Lead author Thomas McCoy, MD, director of research at the MGH Center for Quantitative Health, says, "While we conduct scientific programs designed to recognize the enormous research potential of large, centralized electronic health record databases, we designed this study to better understand the potential downsides for our patients—in this case the risk of data disclosure."
McCoy and senior author Roy Perlis, MD, MSc, director of the Center for Quantitative Health, analyzed all data breaches reported to the Office of Civil Rights of the U.S. Department of Health and Human Services from January 1, 2010, to December 31, 2017. They examined trends in the numbers and types of breaches reported in three categories: those taking place at health care providers, at health plans and at business associates—entities that do not provide or reimburse for health services but have legitimate access to patient data in support of plans or providers.
Their analysis covered 2,149 reported breaches involving a total of 176.4 million patient records, with individual breaches ranging from 500 to almost 79 million patient records. Over the seven-year period, the total number of breaches increased every year (except in 2015) from 199 in 2010 to 344 in 2017. While 70 percent of all breaches took place at health care providers, breaches involving health plans accounted for 63 percent of all breached records.
The most common type of breach in 2010 was theft of physical records, but by 2017 data hacking or other information technology incidents accounted for the largest number of breaches, followed by unauthorized access to or disclosure of patient data. Similarly, the most common type of breached media in 2010 was from laptop computers followed by paper and film records, while by 2017 network servers or emails accounted for the largest number of breaches. Overall, the greatest number of patient records were breached from network servers.

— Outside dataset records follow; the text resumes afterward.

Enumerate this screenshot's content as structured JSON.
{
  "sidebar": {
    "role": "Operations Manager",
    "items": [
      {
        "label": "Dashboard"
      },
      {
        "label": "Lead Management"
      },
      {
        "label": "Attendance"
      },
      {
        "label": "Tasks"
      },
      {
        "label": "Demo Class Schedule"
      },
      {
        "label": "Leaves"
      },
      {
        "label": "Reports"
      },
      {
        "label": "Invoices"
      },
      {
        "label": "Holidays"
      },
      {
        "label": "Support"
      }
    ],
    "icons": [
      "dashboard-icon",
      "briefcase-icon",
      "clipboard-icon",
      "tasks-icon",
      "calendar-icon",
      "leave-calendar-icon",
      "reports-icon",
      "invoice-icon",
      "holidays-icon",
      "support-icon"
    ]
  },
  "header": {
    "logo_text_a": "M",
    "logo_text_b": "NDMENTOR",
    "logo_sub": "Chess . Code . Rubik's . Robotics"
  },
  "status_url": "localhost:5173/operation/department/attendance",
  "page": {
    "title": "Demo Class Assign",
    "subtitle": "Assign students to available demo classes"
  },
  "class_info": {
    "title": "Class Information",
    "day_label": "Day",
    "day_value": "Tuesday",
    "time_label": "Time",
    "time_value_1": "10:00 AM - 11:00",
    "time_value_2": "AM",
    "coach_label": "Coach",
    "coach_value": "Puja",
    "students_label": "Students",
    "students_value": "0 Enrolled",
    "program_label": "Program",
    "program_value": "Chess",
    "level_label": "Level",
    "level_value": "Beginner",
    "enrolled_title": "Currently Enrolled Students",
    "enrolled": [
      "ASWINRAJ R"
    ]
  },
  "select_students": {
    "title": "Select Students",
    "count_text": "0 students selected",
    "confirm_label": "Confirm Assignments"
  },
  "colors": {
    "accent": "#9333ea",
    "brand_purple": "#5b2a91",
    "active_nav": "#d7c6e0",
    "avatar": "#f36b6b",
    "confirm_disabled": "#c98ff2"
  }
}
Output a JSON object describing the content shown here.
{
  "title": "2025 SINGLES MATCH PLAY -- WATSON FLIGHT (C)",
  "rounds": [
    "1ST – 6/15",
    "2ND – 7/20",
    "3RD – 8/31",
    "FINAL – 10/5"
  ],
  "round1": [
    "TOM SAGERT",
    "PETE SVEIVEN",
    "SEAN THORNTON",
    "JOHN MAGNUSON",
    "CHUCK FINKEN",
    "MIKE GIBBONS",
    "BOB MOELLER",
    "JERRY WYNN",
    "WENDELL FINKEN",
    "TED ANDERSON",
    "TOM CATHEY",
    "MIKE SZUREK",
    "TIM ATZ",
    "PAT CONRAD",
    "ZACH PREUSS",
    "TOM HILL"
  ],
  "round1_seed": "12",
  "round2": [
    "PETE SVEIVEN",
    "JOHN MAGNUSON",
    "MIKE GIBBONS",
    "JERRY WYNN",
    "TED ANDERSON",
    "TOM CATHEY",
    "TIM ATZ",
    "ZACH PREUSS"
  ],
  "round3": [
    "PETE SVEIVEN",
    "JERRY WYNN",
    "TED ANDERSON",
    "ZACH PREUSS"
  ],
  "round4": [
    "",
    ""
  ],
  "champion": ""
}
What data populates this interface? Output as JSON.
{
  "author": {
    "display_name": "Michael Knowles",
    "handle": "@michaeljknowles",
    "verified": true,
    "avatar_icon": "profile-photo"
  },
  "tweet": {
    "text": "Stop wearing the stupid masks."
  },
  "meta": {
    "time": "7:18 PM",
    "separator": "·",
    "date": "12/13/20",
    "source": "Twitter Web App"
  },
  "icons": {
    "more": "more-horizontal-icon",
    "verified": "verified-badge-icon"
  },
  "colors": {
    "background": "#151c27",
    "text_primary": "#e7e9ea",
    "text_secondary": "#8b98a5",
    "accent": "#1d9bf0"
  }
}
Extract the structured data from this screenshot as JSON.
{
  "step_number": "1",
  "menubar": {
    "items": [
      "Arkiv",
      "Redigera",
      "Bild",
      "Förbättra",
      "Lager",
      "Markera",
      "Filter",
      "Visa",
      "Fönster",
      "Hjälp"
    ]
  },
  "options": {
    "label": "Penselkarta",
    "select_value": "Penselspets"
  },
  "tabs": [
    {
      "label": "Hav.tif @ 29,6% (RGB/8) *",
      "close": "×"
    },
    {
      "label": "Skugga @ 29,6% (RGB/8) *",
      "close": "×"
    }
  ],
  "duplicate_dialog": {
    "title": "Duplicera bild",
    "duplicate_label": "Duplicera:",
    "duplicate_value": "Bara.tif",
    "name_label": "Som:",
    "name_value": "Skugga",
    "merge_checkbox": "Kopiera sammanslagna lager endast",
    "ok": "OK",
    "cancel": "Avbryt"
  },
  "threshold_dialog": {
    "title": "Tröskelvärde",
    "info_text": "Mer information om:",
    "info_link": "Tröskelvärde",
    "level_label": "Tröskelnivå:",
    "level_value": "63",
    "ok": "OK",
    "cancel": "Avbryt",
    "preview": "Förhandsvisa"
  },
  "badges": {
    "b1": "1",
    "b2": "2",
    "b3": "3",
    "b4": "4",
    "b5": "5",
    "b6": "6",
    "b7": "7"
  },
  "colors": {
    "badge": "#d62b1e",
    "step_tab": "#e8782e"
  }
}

"While the total of 510 breaches of paper and film records impacted about 3.4 million patient records, the 410 breaches of network servers impacted nearly 140 million records; and the three largest breaches together accounted for a bit more than half of all records breached," says McCoy. "As we work to make breaches less common and less consequential, we need to better understand systemic risk factors for data breach and the harms that arise from data disclosure."
Perlis adds, "For me, the message is that working with big data carries big responsibility. This is an area where health plans, health systems, clinicians and patients need to work together. We hear a lot about the huge opportunity to improve how we care for patients—but there is also risk, which we need to manage responsibly."